Cette question intervient à différentes étapes du processus de recrutement. Les premiers éléments de rémunération sont a priori fournis dès la publication de la fiche de poste, qui est censée comporter une fourchette de salaire, quand cela est possible. Il s’agit d’une première indication sur laquelle il faut d’emblée s’accorder puisqu’elle servira de base de discussion lors de la négociation. Chez Les Nouveaux Héritiers, nos consultants en recrutement vérifient avec les Talents que ceux-ci ont bien pris connaissance de cette fourchette et qu’elle leur convient dès l’étape de préqualification. Initier un processus de recrutement sans s’accorder sur cette première base, c’est prendre le risque de perdre son temps, côté Talent comme côté recruteur !

Si cette fourchette de rémunération n’est pas communiquée, il est donc important de faire rapidement le point avec votre premier interlocuteur pour éviter les surprises, ainsi que tout déplacement inutile.

 

Une fois la fourchette de rémunération fixée, quel est le moment opportun pour revenir sur le montant précis du salaire et la négociation d’éventuels avantages complémentaires ?

 

Je pense qu’il ne faut pas précipiter les choses. Dans un premier temps, il est primordial de s’intéresser au poste proposé par l’entreprise et à l’entreprise elle-même tout en démontrant ce que l’on peut apporter soi, dans le cadre des missions proposées, et même au-delà du périmètre défini dans la fiche de poste.

Faire ce travail, c’est gagner du temps sur la suite : cela permet de mettre en avant son intérêt pour le poste et l’environnement de travail. C’est aussi un excellent de moyen d’exprimer concrètement ce que l’on peut apporter à l’entreprise, ce qui permettra de susciter encore davantage l’intérêt du recruteur. La négociation n’en sera que facilitée : vous n’aurez plus à prouver ce que vous valez ! Aussi, j’aurais tendance à conseiller d’attendre le second entretien pour entrer dans le vif du sujet et évoquer la question de la rémunération dans le détail.

 

Si le recruteur me questionne sur mes prétentions salariales dès le premier entretien, comment répondre ?

 

Cela peut arriver, effectivement. C’est notamment souvent le cas lorsque le premier entretien est mené par une personne de l’équipe des ressources humaines, puisque son rôle consiste à s’assurer que vos prétentions salariales correspondent à ce qui avait été imaginé en interne. Si les montants ne concordent pas, il évite ainsi de solliciter inutilement les équipes métiers en vue des prochains entretiens.
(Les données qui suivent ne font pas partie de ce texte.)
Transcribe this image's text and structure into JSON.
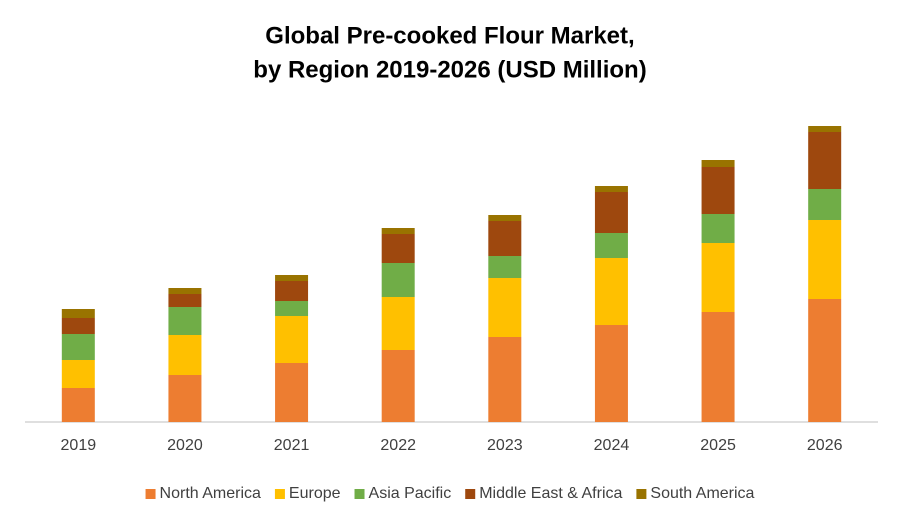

Si la question vous est posée d’emblée, vous ne pouvez bien évidemment pas l’éluder. Il faut dans ce cas faire preuve d’un peu d’habileté en répondant à la question… En vous laissant une certaine marge de manœuvre pour y revenir plus tard. L’essentiel étant de montrer à votre interlocuteur que vous êtes ouverte à la discussion afin de ne pas restreindre le champ de négociation possible.

 

A l’inverse, si le recruteur ne semble pas vouloir aborder le sujet, est-ce mauvais signe ?

 

Il n’existe pas de bon ou mauvais signe envoyé par le recruteur, chacun détient sa propre stratégie. Je pense que dans la majorité des cas, le recruteur se laisse du temps avant de creuser la question de la rémunération. Si l’on part du principe qu’une fourchette de salaire a été validée en amont, il va considérer que le Talent dispose de suffisamment d’éléments à ce stade du process. Il est donc probable qu’il n’aille pas plus loin au cours du premier entretien. Il se concentrera davantage sur l’échange pur, car cela lui permet deux choses : tout d’abord, il pourra observer la façon dont vous vous présentez à lui et dont vous valorisez vos compétences, vos expériences au regard du poste. Cela lui fournit un grand nombre d’informations qui lui permettent de mieux vous connaître et de voir si votre profil correspond à celui recherché. D’autre part, le fait de conserver une marge de manœuvre est un moyen de pouvoir ajuster ensuite le niveau de rémunération au vu de ce que vous pouvez apporter à l’entreprise.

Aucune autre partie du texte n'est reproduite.